The city estimated it could save about $13,448 annually on Internet-related costs, although officials still would help manage the new network. The city’s projected operational costs for it total $33,784 a year, according to city documents.
But a more reliable, faster network greatly outweighs the cost savings, Stelford said. The potential economic development opportunities, allowing area businesses to buy and use the new network, alone makes the project significant, he said.
“Having that high-tech infrastructure in the City of Woodstock is going to be another feather in our cap for us to secure economic development opportunities,” Stelford said.
All five local governments in the proposed network would share the $2.11 million construction costs.
On paper, District 200 will contribute the most, responsible for $806,526 of the total cost.
The county would pay $760,526. Woodstock would contribute $386,624, while the 9-1-1 board and MCC would pay $105,800 and $54,423, respectively.
But under the proposed agreement, both the county and city would cover District 200’s construction portion upfront. The district has agreed to pay back both groups in installments during the next four years.

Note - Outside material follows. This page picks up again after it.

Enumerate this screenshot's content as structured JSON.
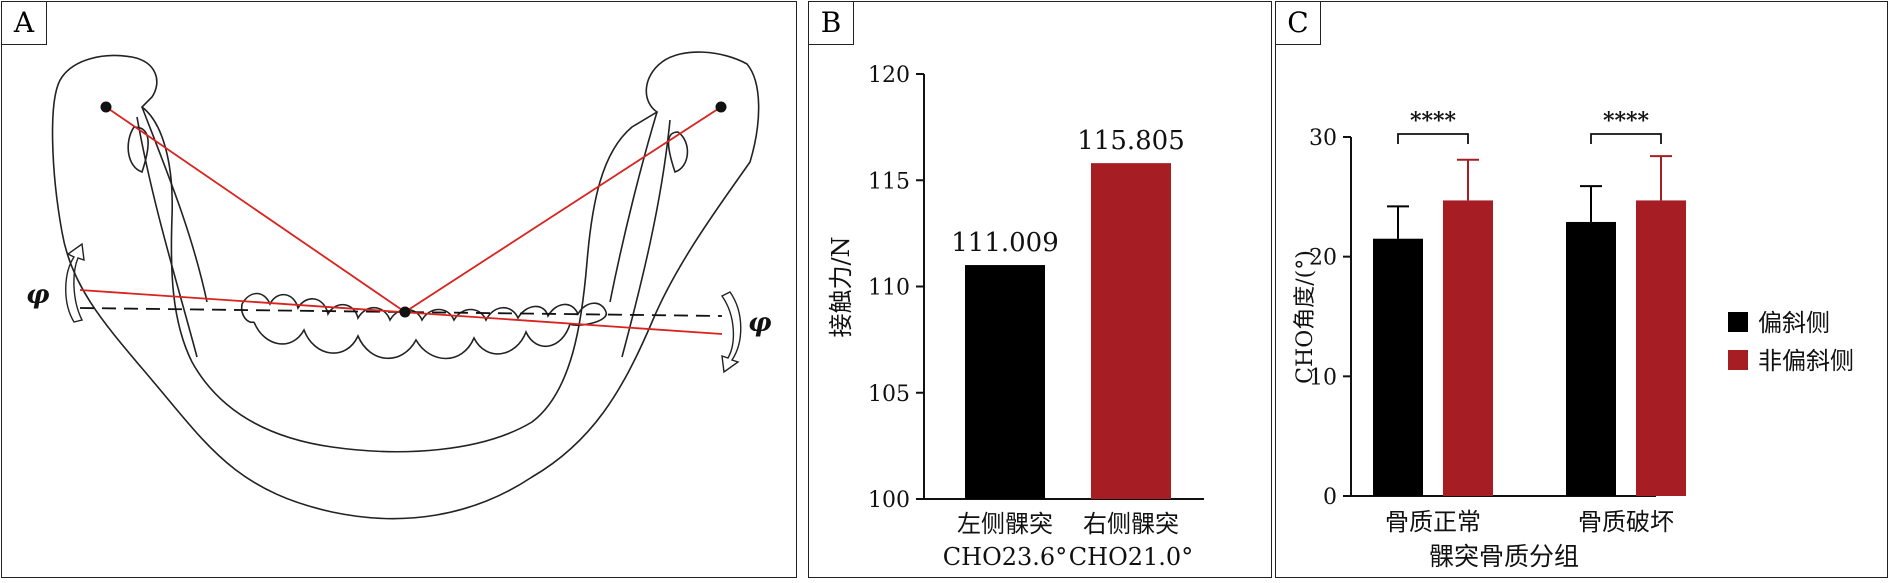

Before voting for the agreement last week, Woodstock council member Mike Turner said he found it “mildly annoying” as a city taxpayer that District 200, which has a larger budget than Woodstock, would ask the city for financial help.
District spokeswoman Carol Smith said school officials were apprehensive about the project costs since numerous proposed bills in Springfield create financial unknowns for the district.
Among them, a bill that would change the school state aid formula dissuaded the district from a large, upfront commitment to the fiber-optic network, she said.
The district still sees benefits to the new network. The majority of its schools would connect to the fiber-optic lines, under the agreement.
“The long-term gain and benefit to our students and staff members is increased bandwidth, which is necessary for current and future technology needs in the classroom,” Smith said.